Mr Salvini appeared to take a dig at eurozone finance ministers who warned Italy should respect the bloc’s spending rules demanding more detail from Rome on the budget plans.
The Italian eurosceptic said: “Some French minister don’t like me, who cares?
“I’ll live with it. I prefer Prosecco and Franciacorta to Champagne.
“And I hope I’m able to say it without being stopped by anyone.
“Not only that but Italian cheese is better than French cheese!”
On Monday, French economy minister Bruno Le Maire said the economic fate of all 19 eurozone members was linked and said the budget rulebook was meant to protect countries from higher borrowing costs.
Mr Le Maire said plans agreed on last week in Rome would need to be studied in detail by the European Commission, whose assessment would then be passed onto national capitals.
He said: “I just want to make very clear that there are rules, and rules are the same for every state.
“Because our futures are linked, the future of Italy, France, Germany, Spain, Luxembourg, all the members of the eurozone are linked”.
But Matteo Salvini said the government would not back down and shrugged off concerns the EU will reject the budget.
He added next year’s deficit spending was needed to create jobs and spark growth.
Mr Salvini said: “This is a budget that looks to the future, and we will absolutely not go backwards.”

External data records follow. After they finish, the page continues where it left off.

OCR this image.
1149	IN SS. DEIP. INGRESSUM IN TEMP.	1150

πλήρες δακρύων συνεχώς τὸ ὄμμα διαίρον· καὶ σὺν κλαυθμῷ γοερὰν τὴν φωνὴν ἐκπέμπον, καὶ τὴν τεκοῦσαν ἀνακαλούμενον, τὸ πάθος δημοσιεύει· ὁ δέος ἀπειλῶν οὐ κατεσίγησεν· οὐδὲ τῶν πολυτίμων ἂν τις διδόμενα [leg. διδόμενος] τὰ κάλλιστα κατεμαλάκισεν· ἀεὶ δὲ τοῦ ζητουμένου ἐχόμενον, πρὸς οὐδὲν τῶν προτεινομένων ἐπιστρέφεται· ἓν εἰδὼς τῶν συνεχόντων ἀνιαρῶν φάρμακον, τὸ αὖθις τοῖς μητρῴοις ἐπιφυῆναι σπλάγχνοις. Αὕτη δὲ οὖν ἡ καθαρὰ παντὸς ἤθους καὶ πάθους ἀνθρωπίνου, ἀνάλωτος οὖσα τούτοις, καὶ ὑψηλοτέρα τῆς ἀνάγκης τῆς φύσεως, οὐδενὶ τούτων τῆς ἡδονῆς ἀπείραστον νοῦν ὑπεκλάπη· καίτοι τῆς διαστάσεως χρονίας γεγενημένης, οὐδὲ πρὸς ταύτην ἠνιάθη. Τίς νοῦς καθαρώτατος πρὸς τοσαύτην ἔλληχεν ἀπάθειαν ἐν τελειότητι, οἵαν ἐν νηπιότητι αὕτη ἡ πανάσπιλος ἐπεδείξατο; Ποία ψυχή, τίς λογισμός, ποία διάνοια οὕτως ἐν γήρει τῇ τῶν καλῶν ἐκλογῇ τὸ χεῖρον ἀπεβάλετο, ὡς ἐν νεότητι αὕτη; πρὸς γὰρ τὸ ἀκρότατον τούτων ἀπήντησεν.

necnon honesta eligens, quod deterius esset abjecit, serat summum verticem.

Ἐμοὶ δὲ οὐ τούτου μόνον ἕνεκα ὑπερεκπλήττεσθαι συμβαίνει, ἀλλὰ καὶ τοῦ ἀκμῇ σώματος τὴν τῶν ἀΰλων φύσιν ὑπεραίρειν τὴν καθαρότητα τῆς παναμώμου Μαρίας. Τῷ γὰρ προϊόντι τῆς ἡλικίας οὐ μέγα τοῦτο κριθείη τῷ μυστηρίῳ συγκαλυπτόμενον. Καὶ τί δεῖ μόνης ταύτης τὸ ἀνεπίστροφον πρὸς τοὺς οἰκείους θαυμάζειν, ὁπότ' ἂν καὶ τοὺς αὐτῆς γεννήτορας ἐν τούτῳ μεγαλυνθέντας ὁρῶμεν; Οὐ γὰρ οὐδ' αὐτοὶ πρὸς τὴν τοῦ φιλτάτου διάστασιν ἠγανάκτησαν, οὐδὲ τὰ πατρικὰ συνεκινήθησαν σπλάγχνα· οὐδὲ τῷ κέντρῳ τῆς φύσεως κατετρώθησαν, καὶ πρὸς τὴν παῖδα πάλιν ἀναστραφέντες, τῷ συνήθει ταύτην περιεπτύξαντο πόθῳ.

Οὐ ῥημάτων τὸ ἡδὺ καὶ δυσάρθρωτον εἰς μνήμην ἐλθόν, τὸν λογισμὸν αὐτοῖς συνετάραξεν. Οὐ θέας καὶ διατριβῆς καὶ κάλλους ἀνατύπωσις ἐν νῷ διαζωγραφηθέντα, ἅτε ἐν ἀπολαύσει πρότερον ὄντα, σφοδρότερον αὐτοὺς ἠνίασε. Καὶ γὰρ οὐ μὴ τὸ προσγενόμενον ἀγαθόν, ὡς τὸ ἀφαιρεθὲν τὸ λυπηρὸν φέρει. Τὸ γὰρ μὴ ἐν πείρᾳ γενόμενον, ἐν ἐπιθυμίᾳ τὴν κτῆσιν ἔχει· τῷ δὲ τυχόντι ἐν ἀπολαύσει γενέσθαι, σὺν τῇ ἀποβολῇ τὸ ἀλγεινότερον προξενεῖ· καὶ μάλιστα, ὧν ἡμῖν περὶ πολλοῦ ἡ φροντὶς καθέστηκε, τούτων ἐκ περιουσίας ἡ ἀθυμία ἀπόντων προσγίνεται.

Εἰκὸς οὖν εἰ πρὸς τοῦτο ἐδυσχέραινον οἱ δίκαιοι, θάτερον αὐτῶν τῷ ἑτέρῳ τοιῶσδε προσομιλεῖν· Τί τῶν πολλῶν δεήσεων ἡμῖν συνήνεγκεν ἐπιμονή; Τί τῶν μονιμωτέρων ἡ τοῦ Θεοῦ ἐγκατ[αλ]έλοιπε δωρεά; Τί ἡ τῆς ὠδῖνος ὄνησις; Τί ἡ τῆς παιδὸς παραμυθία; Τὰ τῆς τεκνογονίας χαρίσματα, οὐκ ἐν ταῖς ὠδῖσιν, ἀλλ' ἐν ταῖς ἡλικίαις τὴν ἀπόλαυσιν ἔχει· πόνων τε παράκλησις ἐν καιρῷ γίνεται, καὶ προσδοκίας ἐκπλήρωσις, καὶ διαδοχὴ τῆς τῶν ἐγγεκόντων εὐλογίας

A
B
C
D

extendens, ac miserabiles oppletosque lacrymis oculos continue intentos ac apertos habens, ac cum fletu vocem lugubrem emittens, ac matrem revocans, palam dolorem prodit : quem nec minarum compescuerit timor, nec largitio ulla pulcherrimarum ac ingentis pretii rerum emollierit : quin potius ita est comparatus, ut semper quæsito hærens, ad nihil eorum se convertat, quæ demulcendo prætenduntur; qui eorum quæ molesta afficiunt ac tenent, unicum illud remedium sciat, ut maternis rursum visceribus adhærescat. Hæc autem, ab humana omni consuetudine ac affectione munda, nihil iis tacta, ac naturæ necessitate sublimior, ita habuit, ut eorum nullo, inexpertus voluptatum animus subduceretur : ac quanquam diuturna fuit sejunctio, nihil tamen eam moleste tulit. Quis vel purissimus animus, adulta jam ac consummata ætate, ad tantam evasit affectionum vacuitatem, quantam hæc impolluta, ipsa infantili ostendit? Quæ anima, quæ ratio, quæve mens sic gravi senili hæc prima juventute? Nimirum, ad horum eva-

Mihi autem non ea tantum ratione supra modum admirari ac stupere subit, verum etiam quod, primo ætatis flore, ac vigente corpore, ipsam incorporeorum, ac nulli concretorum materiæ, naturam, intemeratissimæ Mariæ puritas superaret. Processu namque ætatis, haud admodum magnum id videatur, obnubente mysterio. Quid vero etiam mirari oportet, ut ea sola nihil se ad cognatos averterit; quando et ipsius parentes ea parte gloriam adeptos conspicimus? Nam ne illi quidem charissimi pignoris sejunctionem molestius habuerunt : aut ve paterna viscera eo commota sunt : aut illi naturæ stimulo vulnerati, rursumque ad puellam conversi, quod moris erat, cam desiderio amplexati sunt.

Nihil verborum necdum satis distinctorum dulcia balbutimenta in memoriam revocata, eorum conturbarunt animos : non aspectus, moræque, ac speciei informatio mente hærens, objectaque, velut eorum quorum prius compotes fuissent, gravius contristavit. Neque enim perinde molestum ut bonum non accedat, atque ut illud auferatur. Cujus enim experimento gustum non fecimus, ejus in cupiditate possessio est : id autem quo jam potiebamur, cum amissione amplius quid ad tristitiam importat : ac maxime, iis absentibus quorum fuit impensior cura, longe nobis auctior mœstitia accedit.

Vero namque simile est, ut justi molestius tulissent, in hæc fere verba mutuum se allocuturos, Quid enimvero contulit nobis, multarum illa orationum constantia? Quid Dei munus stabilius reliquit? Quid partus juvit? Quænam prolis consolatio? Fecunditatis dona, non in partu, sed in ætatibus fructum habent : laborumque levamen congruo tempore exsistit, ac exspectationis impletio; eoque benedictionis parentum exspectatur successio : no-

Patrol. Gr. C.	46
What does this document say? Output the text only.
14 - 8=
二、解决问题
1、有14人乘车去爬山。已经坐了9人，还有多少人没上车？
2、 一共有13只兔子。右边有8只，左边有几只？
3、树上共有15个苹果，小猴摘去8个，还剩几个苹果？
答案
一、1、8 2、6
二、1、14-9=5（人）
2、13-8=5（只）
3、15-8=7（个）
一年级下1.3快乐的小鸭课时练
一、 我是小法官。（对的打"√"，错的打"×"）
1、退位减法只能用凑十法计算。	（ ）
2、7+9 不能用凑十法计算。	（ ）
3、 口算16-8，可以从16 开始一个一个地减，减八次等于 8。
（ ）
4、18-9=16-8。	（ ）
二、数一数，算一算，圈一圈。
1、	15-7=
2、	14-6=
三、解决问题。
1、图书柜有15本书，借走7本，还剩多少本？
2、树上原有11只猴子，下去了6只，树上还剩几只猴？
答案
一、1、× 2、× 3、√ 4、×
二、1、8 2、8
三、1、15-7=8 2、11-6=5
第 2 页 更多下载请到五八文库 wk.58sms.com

After a selloff hit Italian bonds on Tuesday, the government made up of the anti-establishment 5-Star Movement and the right-wing League late on Wednesday watered down its original plan to keep its deficit steady at 2.4 percent of gross domestic product (GDP) in 2020-21.
But Italy stuck to its 2.4 percent target for next year, and on Thursday morning government officials said they had no plans to make further revisions to that goal, which is three times more than one set out by the previous government.
Speaking about the multi-year budget targets that must be reviewed by Brussels by mid-month, Deputy Economy Minister Massimo Garavaglia said on Thursday: “Either it passes or it doesn’t, but this isn’t the problem.
“We’re more focused on what is happening in the markets.”